They began challenging the prevailing cultural norms
Posted: Wed Jul 09, 2025 8:26 am
In the 1920’s, social progressives began attacking Christian ideals. and pushed for acceptance of various forms of behavior widely thought of as abhorrent. Smoking, drinking, and casual sex were becoming widely accepted and families began to suffer from the fallout of those activities.
At around the same time, emerging technologies such as radio, movies, and later television began to take over American free time. People become content to sit and be entertained. Attention spans suffer and cognitive ability inevitably declines. The new media used the story format to insinuate challenges to cultural values, thus circumventing cognitive challenges to the presuppositions presented. In other words, people tend to take a story at face value and they fail to exercise critical thinking. There asia mobile number list is actually scientific evidence suggesting that the brain enters an altered state of functioning while viewing television and movies, called an alpha state, whereby individuals are more likely to take the information being presented at face value and forgo critical analysis. (see Passive Learning From Television, Herbert E. Krugman and Eugene L. Hartley, The Public opinion Quarterly, Vol. 34, no. 2. Summer 1970, pp. 184-190) Families are depicted with boorish fathers and disobedient children. Women are gradually moved out of the home and into the workplace. Drinking, smoking, and addictive food are advertised constantly as normative and desirable.
Gradually, people begin to accept the new culture that is presented to them. The goal of life becomes more food, more beer, more sex, more tobacco, more football, and more consumption.
Following a second devastating World War, the pace of social degradation accelerated. Television took over the role of moral barometer. No longer did people look toward the Bible for guidance, instead they looked to what Tom Brokaw has to say.
At around the same time, emerging technologies such as radio, movies, and later television began to take over American free time. People become content to sit and be entertained. Attention spans suffer and cognitive ability inevitably declines. The new media used the story format to insinuate challenges to cultural values, thus circumventing cognitive challenges to the presuppositions presented. In other words, people tend to take a story at face value and they fail to exercise critical thinking. There asia mobile number list is actually scientific evidence suggesting that the brain enters an altered state of functioning while viewing television and movies, called an alpha state, whereby individuals are more likely to take the information being presented at face value and forgo critical analysis. (see Passive Learning From Television, Herbert E. Krugman and Eugene L. Hartley, The Public opinion Quarterly, Vol. 34, no. 2. Summer 1970, pp. 184-190) Families are depicted with boorish fathers and disobedient children. Women are gradually moved out of the home and into the workplace. Drinking, smoking, and addictive food are advertised constantly as normative and desirable.
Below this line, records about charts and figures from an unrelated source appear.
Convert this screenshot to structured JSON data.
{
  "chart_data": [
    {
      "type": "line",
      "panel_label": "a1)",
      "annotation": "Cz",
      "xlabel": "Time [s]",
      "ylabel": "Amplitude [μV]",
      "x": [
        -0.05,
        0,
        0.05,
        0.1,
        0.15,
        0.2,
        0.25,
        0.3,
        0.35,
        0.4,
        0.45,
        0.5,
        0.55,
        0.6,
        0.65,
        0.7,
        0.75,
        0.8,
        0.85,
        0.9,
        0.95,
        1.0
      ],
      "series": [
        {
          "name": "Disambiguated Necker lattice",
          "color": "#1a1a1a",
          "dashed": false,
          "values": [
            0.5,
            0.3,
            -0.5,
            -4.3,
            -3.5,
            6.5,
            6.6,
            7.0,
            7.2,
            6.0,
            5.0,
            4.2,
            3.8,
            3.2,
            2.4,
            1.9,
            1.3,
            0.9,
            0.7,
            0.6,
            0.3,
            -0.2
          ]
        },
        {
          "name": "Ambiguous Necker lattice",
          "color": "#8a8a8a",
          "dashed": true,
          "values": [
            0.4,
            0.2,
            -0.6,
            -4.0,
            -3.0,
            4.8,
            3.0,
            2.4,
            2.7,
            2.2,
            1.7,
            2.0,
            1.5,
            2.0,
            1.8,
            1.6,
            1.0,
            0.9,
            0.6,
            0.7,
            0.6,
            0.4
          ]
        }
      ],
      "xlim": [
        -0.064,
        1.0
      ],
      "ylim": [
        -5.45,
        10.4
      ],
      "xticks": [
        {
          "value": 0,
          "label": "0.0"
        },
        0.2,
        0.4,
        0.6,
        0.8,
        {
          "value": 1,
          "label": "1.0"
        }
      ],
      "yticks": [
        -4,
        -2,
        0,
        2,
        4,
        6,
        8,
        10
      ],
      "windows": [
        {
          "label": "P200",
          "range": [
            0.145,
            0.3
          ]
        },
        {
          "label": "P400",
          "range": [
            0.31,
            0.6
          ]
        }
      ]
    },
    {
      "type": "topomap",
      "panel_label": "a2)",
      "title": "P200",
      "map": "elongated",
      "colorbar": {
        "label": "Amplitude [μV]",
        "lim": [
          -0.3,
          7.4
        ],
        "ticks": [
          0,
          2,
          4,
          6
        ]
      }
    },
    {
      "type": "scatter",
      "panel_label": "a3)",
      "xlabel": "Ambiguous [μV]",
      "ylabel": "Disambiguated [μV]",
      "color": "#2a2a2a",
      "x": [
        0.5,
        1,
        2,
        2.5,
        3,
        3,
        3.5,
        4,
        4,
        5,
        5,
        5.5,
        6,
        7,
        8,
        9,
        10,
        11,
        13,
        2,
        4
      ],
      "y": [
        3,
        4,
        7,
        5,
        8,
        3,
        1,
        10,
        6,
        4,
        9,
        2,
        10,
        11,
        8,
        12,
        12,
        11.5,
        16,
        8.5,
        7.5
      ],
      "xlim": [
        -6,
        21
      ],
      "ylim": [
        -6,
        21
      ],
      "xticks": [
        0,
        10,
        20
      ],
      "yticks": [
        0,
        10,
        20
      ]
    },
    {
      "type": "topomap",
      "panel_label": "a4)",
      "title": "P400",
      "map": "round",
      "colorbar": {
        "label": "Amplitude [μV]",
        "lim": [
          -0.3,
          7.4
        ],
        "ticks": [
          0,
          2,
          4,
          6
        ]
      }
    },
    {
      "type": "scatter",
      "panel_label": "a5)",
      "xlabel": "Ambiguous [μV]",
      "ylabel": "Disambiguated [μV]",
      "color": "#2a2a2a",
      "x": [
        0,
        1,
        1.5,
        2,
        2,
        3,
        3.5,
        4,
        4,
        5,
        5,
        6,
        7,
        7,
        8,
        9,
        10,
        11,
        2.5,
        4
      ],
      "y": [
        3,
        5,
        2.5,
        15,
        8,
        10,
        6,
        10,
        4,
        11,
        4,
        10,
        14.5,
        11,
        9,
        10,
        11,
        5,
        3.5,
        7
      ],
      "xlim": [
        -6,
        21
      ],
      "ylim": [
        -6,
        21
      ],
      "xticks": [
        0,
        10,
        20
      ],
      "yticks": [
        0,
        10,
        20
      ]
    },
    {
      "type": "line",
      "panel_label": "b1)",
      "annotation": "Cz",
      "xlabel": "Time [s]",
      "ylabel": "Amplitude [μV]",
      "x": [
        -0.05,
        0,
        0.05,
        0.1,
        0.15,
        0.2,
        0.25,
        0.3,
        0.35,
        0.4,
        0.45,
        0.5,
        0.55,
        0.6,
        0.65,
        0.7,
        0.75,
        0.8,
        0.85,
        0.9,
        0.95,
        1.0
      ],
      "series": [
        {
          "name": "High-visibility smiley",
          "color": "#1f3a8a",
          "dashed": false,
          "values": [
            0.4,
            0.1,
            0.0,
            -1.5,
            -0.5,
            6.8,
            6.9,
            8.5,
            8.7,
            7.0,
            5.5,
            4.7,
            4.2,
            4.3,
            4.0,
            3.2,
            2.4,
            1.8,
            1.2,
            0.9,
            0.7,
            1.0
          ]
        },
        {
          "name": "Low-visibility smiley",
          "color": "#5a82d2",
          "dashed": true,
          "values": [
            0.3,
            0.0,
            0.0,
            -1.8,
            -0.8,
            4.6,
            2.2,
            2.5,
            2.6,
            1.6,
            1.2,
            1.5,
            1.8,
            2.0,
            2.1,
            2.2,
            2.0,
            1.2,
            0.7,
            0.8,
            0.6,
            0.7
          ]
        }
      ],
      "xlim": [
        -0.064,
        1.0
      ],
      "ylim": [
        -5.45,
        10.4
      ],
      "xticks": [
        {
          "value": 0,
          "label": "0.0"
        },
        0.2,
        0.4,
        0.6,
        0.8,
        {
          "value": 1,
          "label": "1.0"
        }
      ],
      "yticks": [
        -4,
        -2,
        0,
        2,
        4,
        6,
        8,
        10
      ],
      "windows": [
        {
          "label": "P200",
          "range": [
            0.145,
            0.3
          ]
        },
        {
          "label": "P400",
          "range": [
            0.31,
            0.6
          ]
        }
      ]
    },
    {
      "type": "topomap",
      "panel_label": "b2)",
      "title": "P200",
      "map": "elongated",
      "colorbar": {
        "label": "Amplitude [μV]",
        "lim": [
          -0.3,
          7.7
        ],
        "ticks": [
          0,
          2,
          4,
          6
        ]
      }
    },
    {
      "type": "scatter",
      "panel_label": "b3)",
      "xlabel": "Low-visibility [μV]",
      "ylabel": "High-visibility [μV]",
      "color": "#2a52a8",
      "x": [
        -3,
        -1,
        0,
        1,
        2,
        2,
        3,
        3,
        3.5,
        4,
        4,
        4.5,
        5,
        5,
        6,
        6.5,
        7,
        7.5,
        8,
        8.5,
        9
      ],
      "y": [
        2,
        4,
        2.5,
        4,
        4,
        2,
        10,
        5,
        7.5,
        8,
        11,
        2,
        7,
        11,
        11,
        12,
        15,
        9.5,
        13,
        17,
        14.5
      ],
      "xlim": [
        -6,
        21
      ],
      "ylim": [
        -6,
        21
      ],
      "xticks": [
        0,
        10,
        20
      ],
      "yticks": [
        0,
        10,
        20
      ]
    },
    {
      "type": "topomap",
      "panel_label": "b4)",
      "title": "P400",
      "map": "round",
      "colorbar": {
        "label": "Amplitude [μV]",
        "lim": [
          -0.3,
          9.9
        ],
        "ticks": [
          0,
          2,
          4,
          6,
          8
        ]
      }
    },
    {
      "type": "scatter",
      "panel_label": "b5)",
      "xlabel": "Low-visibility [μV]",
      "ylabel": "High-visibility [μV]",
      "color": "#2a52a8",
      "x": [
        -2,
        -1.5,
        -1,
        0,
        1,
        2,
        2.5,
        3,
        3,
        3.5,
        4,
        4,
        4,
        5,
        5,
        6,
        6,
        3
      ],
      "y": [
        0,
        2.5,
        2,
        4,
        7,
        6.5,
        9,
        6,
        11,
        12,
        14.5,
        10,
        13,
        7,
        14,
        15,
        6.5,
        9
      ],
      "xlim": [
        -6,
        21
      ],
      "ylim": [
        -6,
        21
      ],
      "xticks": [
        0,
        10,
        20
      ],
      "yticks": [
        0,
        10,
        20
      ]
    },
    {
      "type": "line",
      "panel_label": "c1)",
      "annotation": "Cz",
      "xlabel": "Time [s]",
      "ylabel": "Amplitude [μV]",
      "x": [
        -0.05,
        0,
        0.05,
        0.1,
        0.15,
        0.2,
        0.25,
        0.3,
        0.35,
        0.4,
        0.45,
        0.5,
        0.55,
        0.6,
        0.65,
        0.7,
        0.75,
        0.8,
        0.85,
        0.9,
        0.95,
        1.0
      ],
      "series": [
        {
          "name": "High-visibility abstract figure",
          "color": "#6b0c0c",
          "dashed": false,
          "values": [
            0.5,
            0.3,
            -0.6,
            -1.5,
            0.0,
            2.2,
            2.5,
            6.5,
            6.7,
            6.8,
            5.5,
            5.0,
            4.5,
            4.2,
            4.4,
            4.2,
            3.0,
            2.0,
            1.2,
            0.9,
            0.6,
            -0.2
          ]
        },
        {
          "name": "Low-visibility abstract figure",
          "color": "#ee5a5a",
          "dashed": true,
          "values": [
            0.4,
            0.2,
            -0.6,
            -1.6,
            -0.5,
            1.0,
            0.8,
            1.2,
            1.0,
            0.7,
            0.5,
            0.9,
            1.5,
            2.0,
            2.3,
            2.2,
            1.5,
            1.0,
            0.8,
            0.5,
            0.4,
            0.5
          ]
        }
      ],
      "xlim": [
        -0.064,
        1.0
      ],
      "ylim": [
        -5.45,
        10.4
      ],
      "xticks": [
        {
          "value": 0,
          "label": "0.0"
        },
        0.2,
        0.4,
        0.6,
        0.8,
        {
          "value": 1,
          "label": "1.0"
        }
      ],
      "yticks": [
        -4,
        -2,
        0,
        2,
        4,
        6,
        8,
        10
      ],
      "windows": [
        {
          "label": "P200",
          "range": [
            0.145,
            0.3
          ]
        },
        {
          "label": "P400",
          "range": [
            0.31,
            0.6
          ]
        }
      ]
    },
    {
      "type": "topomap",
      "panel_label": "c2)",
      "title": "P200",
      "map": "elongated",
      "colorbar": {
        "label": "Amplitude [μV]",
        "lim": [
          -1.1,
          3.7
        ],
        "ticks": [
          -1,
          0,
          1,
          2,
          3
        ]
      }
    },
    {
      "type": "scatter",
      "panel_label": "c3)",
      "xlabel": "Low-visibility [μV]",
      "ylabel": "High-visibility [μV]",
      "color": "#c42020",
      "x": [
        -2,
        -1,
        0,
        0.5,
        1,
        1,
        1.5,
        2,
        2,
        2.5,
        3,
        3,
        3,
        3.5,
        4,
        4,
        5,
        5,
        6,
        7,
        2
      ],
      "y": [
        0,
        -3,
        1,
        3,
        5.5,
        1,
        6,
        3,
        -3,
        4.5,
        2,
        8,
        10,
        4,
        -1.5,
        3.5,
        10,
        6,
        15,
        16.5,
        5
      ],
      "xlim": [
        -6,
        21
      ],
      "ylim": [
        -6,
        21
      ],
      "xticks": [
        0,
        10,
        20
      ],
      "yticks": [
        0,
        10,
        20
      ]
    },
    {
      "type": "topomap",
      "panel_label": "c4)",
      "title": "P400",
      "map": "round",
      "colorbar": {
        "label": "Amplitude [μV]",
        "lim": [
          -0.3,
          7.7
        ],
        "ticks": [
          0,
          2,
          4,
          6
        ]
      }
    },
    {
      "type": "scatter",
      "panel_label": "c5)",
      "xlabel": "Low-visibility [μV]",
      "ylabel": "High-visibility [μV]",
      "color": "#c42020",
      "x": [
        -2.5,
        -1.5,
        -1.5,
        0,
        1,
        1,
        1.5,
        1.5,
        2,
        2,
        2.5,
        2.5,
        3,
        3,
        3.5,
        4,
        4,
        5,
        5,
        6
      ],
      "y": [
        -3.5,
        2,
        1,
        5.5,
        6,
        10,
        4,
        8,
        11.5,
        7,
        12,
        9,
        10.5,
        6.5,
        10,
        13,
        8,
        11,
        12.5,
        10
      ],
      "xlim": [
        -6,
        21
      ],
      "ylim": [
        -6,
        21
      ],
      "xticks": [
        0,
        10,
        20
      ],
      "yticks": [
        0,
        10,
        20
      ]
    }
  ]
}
Gradually, people begin to accept the new culture that is presented to them. The goal of life becomes more food, more beer, more sex, more tobacco, more football, and more consumption.
Following a second devastating World War, the pace of social degradation accelerated. Television took over the role of moral barometer. No longer did people look toward the Bible for guidance, instead they looked to what Tom Brokaw has to say.